Greg Schneider is a LifeFlight nurse by day and a volunteer ski patroller every weekend. He’s been patrolling the slopes at Sunday River since 1991. When Soña was just a puppy, Greg, who admits he isn’t an extrovert by any means, brought his new pet to Sunday River's Fall Festival. People starting coming up to him to meet Soña. He says he was amazed at people’s interest in his pet and the opportunity she brought for him to meet new people. That’s when the the idea hit him to have her join as a volunteer ski patroller.
Soña is a trained and certified tracking dog, and she can find things like lost gloves on the mountain, but that is really her side job. Her main role is to be a ski patrol ambassador as Karolyn Castaldo, director of communications at Sunday River, says.
Greg talked to ski patrollers out west to learn best practices for having a dog on the mountain. He read several books and then he started training Soña in the mountains. “It's a slow and steady process,” Greg said and detailed the thousands of hours of training work he put in with the small-framed canine.
Now in her sixth season, Soña is a pro on the slopes.

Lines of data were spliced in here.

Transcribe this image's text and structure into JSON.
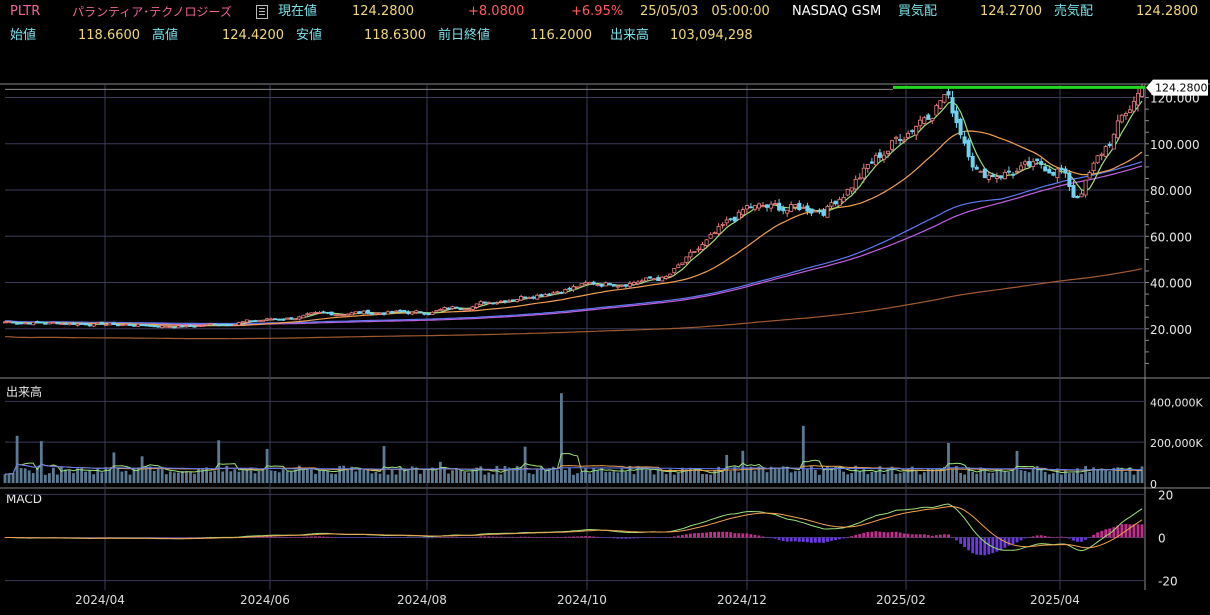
{
  "header": {
    "symbol": "PLTR",
    "company": "パランティア･テクノロジーズ",
    "last_label": "現在値",
    "last_value": "124.2800",
    "change": "+8.0800",
    "change_pct": "+6.95%",
    "datetime": "25/05/03　05:00:00",
    "exchange": "NASDAQ GSM",
    "bid_label": "買気配",
    "bid_value": "124.2700",
    "ask_label": "売気配",
    "ask_value": "124.2800",
    "open_label": "始値",
    "open_value": "118.6600",
    "high_label": "高値",
    "high_value": "124.4200",
    "low_label": "安値",
    "low_value": "118.6300",
    "prev_label": "前日終値",
    "prev_value": "116.2000",
    "vol_label": "出来高",
    "vol_value": "103,094,298"
  },
  "colors": {
    "up": "#f08080",
    "down": "#6fd3f0",
    "volume": "#5b7a94",
    "ma_short": "#9be07a",
    "ma_mid": "#f0a050",
    "ma_long1": "#5e78f0",
    "ma_long2": "#c060e0",
    "ma_long3": "#a05a30",
    "resistance": "#22d622",
    "grid": "#3a3a5a",
    "macd_pos": "#c0308a",
    "macd_neg": "#6a3ae0"
  },
  "price_axis": {
    "ticks": [
      "120.000",
      "100.000",
      "80.000",
      "60.000",
      "40.000",
      "20.000"
    ],
    "values": [
      120,
      100,
      80,
      60,
      40,
      20
    ],
    "min": 0,
    "max": 125
  },
  "price_tag": "124.2800",
  "volume_panel": {
    "label": "出来高",
    "ticks": [
      "400,000K",
      "200,000K",
      "0"
    ],
    "values": [
      400,
      200,
      0
    ],
    "max": 480
  },
  "macd_panel": {
    "label": "MACD",
    "ticks": [
      "20",
      "0",
      "-20"
    ],
    "values": [
      20,
      0,
      -20
    ],
    "min": -22,
    "max": 22
  },
  "x_axis": {
    "labels": [
      "2024/04",
      "2024/06",
      "2024/08",
      "2024/10",
      "2024/12",
      "2025/02",
      "2025/04"
    ]
  },
  "chart_data": {
    "type": "candlestick",
    "x_start": "2024/03",
    "x_end": "2025/05/02",
    "close_anchors": [
      [
        "2024/03",
        23
      ],
      [
        "2024/04",
        22
      ],
      [
        "2024/05",
        21
      ],
      [
        "2024/06",
        24
      ],
      [
        "2024/07",
        27
      ],
      [
        "2024/08",
        27
      ],
      [
        "2024/09",
        33
      ],
      [
        "2024/10",
        39
      ],
      [
        "2024/11",
        42
      ],
      [
        "2024/12",
        72
      ],
      [
        "2025/01",
        72
      ],
      [
        "2025/02/18",
        122
      ],
      [
        "2025/03",
        87
      ],
      [
        "2025/04/07",
        76
      ],
      [
        "2025/04",
        90
      ],
      [
        "2025/05/02",
        124.28
      ]
    ],
    "resistance_level": 124.42,
    "last_close": 124.28
  }
}
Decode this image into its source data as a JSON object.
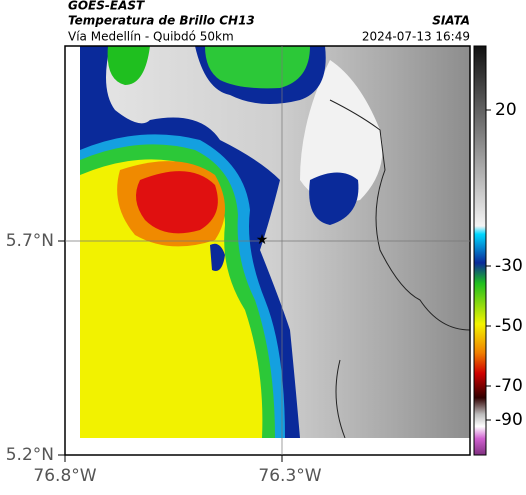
{
  "header": {
    "title": "GOES-EAST",
    "subtitle": "Temperatura de Brillo CH13",
    "location": "Vía Medellín - Quibdó 50km",
    "source": "SIATA",
    "datetime": "2024-07-13 16:49"
  },
  "map": {
    "lat_ticks": [
      "5.7°N",
      "5.2°N"
    ],
    "lon_ticks": [
      "76.8°W",
      "76.3°W"
    ]
  },
  "colorbar": {
    "ticks": [
      "20",
      "-30",
      "-50",
      "-70",
      "-90"
    ]
  }
}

She easily and obediently uses the lift alongside her trainer and then races down the mountain either on his shoulders, on a long leash or between Greg’s legs. And as far as doing her ambassador work, she excels at it just by being herself.
“I’m amazed everyday at the conversations I have with people,” Greg said as a small band of skiers, some who have been skiing at Sunday River for years, approach him to pet, admire and inquire about Soña.
Greg says Soña also helps when he has to talk to guests about a corrective matter like skiing too fast or on closed trails. Soña has responded to injured skiers with Greg, and some have told him it made them feel calmer having her around.
“She’s the icebreaker,” Greg said.
As I and photojournalist Kirk Cratty followed the pair around the mountain one afternoon in late January, we also were amazed at the people Soña attracted. They were old and young -- one woman who admittedly didn’t like dogs but liked Soña -- people with disabilities, men and women, people Greg and we would never have met without the furry ambassador. It seems everyone likes seeing a friendly, wagging tail among skiers and snowboarders. And Greg was right; it opened up conversations that turned into sharing more information about the mountain. But for Soña, as much as she likes meeting people, being petted and admired, it is clear as she rolls in the snow and waits impatiently while Greg talks to people that racing down the mountain is her biggest joy.